On November 14, 1994, in an apparent attempt to comply with Judge Freedman's order, the plaintiff filed an amended five-count complaint. In the amended complaint, the plaintiff alleges that CT Page 4548 both the dealership and Danzil Perkins: (1) breached their contracts with the plaintiff (first and fourth counts); (2) made various misrepresentations to the plaintiff (second and third counts); and (3) violated the Connecticut Unfair Trade Practices Act (CUTPA), General Statutes § 42-110 et seq. (fifth count).
On March 23, 1995, the defendants filed a "renewed" motion to dismiss (#123) on the ground of lack of subject matter jurisdiction. On March 30, 1995, the defendants filed a motion for nonsuit (#126) on the ground that the plaintiff, in filing the amended complaint, failed to comply with that part of Judge Freedman's order which required the plaintiff to "show why . . . [Danzil Perkins] is liable" to the plaintiff. The file contains no memorandum in opposition to the defendants' motion to dismiss.
Subject matter jurisdiction under Practice Book § 143(1) refers to the court's power to hear and determine cases of the general class to which the proceedings in question belong." Castro v.Viera,
The defendants appear to have premised their subject matter jurisdiction argument upon the plaintiff's failure to state any causes of action against Danzil Perkins in the original complaint. The defendants argue that such a failure shows a "lack of a justiciable controversy between the parties."1
The defendants' subject matter jurisdiction argument, while creative, is without merit.
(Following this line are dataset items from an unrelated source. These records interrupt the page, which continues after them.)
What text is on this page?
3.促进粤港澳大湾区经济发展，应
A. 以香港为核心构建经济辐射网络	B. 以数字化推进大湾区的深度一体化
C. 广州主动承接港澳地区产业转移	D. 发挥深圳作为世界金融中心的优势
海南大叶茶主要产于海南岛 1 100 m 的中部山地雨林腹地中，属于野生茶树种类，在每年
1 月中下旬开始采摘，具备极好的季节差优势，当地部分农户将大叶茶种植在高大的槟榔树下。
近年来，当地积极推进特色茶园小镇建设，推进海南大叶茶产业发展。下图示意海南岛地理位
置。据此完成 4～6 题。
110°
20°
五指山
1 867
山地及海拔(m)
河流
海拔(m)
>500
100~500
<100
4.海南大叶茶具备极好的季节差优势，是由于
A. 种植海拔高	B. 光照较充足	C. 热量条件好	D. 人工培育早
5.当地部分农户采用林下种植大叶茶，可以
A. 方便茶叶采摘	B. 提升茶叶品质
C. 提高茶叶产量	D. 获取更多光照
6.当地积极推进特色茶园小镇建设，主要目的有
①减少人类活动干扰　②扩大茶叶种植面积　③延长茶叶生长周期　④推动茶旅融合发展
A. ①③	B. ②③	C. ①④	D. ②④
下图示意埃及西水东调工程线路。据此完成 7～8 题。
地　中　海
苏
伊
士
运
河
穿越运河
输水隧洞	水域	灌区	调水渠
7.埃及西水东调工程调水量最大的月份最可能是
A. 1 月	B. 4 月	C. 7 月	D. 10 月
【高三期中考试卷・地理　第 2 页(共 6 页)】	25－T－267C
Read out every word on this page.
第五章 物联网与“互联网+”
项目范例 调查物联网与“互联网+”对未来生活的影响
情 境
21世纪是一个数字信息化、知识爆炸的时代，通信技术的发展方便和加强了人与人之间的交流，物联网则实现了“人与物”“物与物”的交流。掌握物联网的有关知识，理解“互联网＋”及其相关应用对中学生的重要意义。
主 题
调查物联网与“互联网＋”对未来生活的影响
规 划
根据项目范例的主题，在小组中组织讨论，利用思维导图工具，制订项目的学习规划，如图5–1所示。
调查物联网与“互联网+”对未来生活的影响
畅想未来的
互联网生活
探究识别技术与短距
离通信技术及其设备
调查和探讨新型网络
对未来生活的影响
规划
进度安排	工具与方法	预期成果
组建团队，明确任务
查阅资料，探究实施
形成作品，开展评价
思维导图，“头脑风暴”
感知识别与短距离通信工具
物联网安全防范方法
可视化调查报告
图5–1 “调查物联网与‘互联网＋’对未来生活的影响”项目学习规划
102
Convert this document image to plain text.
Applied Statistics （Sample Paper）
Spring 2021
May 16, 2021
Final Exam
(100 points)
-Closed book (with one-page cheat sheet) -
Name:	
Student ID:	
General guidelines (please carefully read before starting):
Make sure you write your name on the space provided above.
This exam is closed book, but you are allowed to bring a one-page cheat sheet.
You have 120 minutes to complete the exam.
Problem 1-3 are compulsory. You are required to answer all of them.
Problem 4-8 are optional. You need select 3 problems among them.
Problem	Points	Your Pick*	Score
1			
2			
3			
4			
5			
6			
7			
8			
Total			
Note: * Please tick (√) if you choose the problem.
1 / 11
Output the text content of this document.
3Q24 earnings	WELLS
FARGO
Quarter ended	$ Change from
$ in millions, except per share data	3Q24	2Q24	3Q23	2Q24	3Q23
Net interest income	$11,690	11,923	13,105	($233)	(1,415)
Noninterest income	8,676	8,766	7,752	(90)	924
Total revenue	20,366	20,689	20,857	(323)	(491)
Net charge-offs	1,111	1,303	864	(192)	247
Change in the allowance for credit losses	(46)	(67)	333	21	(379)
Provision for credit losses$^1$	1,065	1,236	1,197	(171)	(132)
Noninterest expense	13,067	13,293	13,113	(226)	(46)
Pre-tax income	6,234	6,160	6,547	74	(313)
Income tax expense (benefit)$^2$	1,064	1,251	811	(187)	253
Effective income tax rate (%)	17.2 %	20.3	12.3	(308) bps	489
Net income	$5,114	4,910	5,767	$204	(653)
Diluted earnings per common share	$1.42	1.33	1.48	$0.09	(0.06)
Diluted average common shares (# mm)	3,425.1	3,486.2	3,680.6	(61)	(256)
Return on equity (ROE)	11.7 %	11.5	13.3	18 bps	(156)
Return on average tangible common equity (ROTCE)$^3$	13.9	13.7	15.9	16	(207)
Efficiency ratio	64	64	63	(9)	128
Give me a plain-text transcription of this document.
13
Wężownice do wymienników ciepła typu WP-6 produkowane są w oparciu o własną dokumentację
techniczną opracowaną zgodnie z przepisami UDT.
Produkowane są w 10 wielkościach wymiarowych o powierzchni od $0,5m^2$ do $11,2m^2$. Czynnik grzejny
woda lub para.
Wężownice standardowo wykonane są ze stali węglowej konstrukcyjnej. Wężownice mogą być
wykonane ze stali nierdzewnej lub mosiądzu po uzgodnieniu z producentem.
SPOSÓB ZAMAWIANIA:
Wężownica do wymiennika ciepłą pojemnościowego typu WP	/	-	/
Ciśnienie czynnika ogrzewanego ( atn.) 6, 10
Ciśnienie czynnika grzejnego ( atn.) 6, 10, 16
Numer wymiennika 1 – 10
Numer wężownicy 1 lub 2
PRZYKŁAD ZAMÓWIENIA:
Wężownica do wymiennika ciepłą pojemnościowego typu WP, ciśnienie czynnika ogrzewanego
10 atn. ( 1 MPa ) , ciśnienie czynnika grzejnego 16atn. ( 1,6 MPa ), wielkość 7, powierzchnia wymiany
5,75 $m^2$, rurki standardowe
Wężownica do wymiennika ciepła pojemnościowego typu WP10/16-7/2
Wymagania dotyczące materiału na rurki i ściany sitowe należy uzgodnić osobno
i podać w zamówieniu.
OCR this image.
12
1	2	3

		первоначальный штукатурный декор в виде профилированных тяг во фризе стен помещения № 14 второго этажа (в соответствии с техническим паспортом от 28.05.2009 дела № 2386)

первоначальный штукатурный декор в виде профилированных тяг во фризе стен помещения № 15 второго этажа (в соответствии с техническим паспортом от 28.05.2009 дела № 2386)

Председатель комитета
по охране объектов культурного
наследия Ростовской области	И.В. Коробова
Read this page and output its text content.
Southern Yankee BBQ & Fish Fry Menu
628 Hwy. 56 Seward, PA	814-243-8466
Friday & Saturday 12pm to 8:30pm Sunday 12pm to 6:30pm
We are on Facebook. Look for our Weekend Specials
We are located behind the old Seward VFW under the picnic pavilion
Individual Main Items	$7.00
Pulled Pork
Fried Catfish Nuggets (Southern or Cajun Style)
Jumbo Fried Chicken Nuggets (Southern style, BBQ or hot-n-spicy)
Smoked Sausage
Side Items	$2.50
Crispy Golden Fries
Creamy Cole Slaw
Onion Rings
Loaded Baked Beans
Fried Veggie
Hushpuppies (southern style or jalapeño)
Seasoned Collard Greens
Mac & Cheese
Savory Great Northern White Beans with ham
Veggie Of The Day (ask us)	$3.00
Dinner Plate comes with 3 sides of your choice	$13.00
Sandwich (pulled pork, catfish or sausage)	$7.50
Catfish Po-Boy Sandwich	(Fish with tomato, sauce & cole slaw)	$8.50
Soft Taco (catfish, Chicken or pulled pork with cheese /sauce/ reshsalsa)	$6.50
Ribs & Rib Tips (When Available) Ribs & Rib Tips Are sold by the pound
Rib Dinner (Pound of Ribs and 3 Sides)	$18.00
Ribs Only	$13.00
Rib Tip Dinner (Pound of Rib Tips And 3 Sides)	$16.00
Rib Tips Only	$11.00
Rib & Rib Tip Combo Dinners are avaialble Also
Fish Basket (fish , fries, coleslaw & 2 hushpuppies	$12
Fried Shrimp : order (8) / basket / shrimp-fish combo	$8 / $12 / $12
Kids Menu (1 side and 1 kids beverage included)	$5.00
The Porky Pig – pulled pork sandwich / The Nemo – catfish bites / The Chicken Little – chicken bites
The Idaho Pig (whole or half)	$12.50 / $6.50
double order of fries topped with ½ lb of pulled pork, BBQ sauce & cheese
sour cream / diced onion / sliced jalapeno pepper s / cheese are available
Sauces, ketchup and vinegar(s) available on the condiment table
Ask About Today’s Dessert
Judge Freedman, in ordering the plaintiff to "show why . . . [Danzil Perkins] is liable," was essentially ordering the plaintiff to amend his complaint to state a cause of action against Danzil Perkins. Such an order was appropriate because the plaintiff's initial failure to state allegations against Danzil Perkins did not conclusively establish the absence of a justiciable controversy between the plaintiff and Danzil Perkins and did not implicate the court's subject matter jurisdiction to hear any claims that the plaintiff might have had against Danzil Perkins.
In an attempt to comply with Judge Freedman's order, the plaintiff filed an amended complaint in which he alleges, inter CT Page 4549 alia, that the defendants (meaning both the dealership and Danzil Perkins) breached their contracts with the plaintiff and made various misrepresentations to the plaintiff.2 The plaintiff has complied with Judge Freedman's order because the amended complaint asserts causes of action against Danzil Perkins as well as the dealership. Thus, the defendants' subject matter jurisdiction argument must fail.
In support of their motion for nonsuit, the defendants argue that the plaintiff should be nonsuited because he has failed to comply with that part of Judge Freedman's order which required the plaintiff to "show why . . . [Danzil Perkins] is liable." As stated above, the plaintiff has complied with Judge Freedman's order by amending his complaint to state causes of action against Danzil Perkins. If the defendants desire a more specific statement as to how Danzil Perkins, in his capacity as president and director of the dealership, is liable to the plaintiff, or as to what misrepresentations Danzil Perkins allegedly made to the plaintiff, then the defendants must file the appropriate Practice Book motion with the court. See McCarthy v. Thames Dyeing Bleaching Co.,
Thus the defendants' motion to dismiss and motion for nonsuit are accordingly denied.